The truth is kids are resiliant and not stupid. generations "survived" these types of stereotypes and in 20 years someone else will be wringing their hands about the misguided stereotypes the current crop of acceptable movies is involved in (including everything you listed as a positive).

I would never hesitate to allow a child to watch any disney movie, but I definitely would hesitate to allow a child to watch Berserk or a lot of the borderline loli content. I remember watching Melancholy of Haruhi Suzumiya and waiting for the hammer to drop on the PE teacher who was constantly creeping on the teenage girls. When the season ended and it never happened I was completely confused, it wasn't until years later I found out that's an actual trope that shows up in a lot of anime.

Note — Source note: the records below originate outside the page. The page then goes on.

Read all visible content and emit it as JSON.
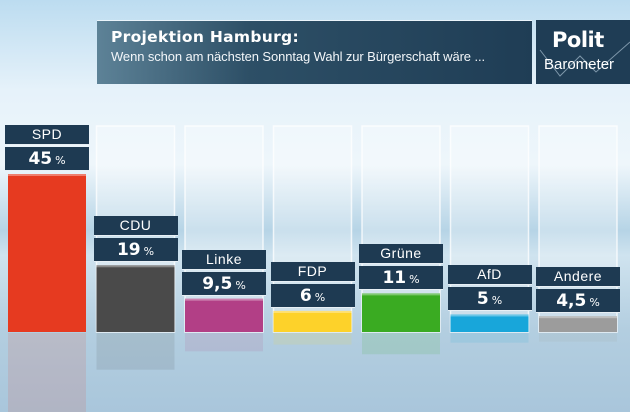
{
  "header": {
    "title": "Projektion Hamburg:",
    "subtitle": "Wenn schon am nächsten Sonntag Wahl zur Bürgerschaft wäre ..."
  },
  "logo": {
    "line1": "Polit",
    "line2": "Barometer"
  },
  "chart_data": {
    "type": "bar",
    "title": "Projektion Hamburg:",
    "subtitle": "Wenn schon am nächsten Sonntag Wahl zur Bürgerschaft wäre ...",
    "xlabel": "",
    "ylabel": "",
    "unit": "%",
    "ylim": [
      0,
      45
    ],
    "grid": false,
    "legend": "none",
    "categories": [
      "SPD",
      "CDU",
      "Linke",
      "FDP",
      "Grüne",
      "AfD",
      "Andere"
    ],
    "values": [
      45,
      19,
      9.5,
      6,
      11,
      5,
      4.5
    ],
    "value_labels": [
      "45",
      "19",
      "9,5",
      "6",
      "11",
      "5",
      "4,5"
    ],
    "colors": [
      "#e63a20",
      "#4a4a4a",
      "#b23f86",
      "#fdd22a",
      "#3aab22",
      "#18a6da",
      "#9c9c9c"
    ]
  }
}
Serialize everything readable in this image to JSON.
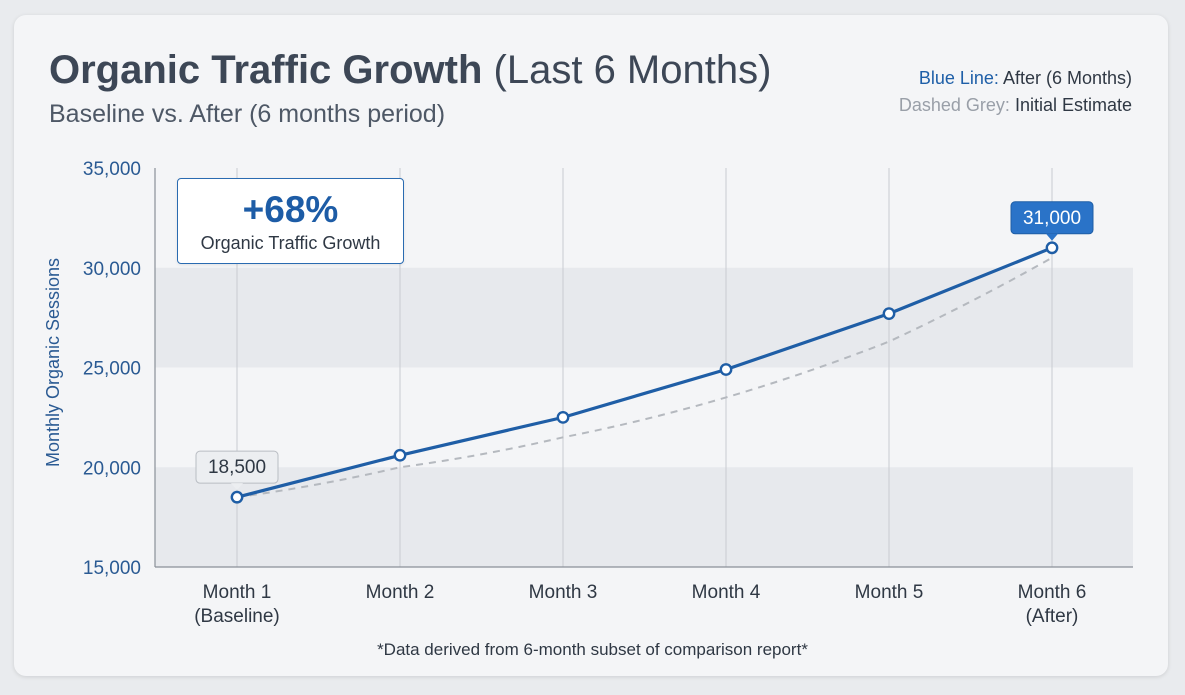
{
  "header": {
    "title_bold": "Organic Traffic Growth",
    "title_rest": "(Last 6 Months)",
    "subtitle": "Baseline vs. After (6 months period)"
  },
  "legend": {
    "blue_key": "Blue Line:",
    "blue_value": "After (6 Months)",
    "grey_key": "Dashed Grey:",
    "grey_value": "Initial Estimate"
  },
  "callout": {
    "value": "+68%",
    "label": "Organic Traffic Growth"
  },
  "footnote": "*Data derived from 6-month subset of comparison report*",
  "colors": {
    "blue_line": "#1f5ea6",
    "dashed_grey": "#b5b9bf",
    "accent_label": "#2a73c8"
  },
  "chart_data": {
    "type": "line",
    "categories": [
      [
        "Month 1",
        "(Baseline)"
      ],
      [
        "Month 2"
      ],
      [
        "Month 3"
      ],
      [
        "Month 4"
      ],
      [
        "Month 5"
      ],
      [
        "Month 6",
        "(After)"
      ]
    ],
    "ylabel": "Monthly Organic Sessions",
    "ylim": [
      15000,
      35000
    ],
    "yticks": [
      35000,
      30000,
      25000,
      20000,
      15000
    ],
    "ytick_labels": [
      "35,000",
      "30,000",
      "25,000",
      "20,000",
      "15,000"
    ],
    "grid": true,
    "series": [
      {
        "name": "After (6 Months)",
        "style": "solid",
        "color": "#1f5ea6",
        "markers": true,
        "values": [
          18500,
          20600,
          22500,
          24900,
          27700,
          31000
        ]
      },
      {
        "name": "Initial Estimate",
        "style": "dashed",
        "color": "#b5b9bf",
        "markers": false,
        "values": [
          18500,
          20000,
          21500,
          23500,
          26300,
          30500
        ]
      }
    ],
    "data_labels": [
      {
        "series": 0,
        "index": 0,
        "text": "18,500",
        "style": "grey"
      },
      {
        "series": 0,
        "index": 5,
        "text": "31,000",
        "style": "blue"
      }
    ]
  }
}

What I'm saying is that I don't disagree with you that there are plenty of anime that's perfectly fine for children to watch, but the other posters concern is absolutely valid too, there's a lot of anime children shouldn't be watching (opening scene of elfin lied anyone?) and your hand wringing about Disney movies not being perfect doesn't move that needle in the slightest.

I'm not sure it's a fair to compare your average Disney movie to famously transgressive/extreme examples of anime like Berserk or Elfin Lied. That would be like comparing One Piece to something like Watership Down.

For every Berserk or Elfin Lied there's a Bocchi the Rock! or Spy Family.

True. I mean, I let them watch anime I already watched (that's a huge catalog), so I know what to expect
Where was unsupervised consumption mentioned? Quit your pearl clutching.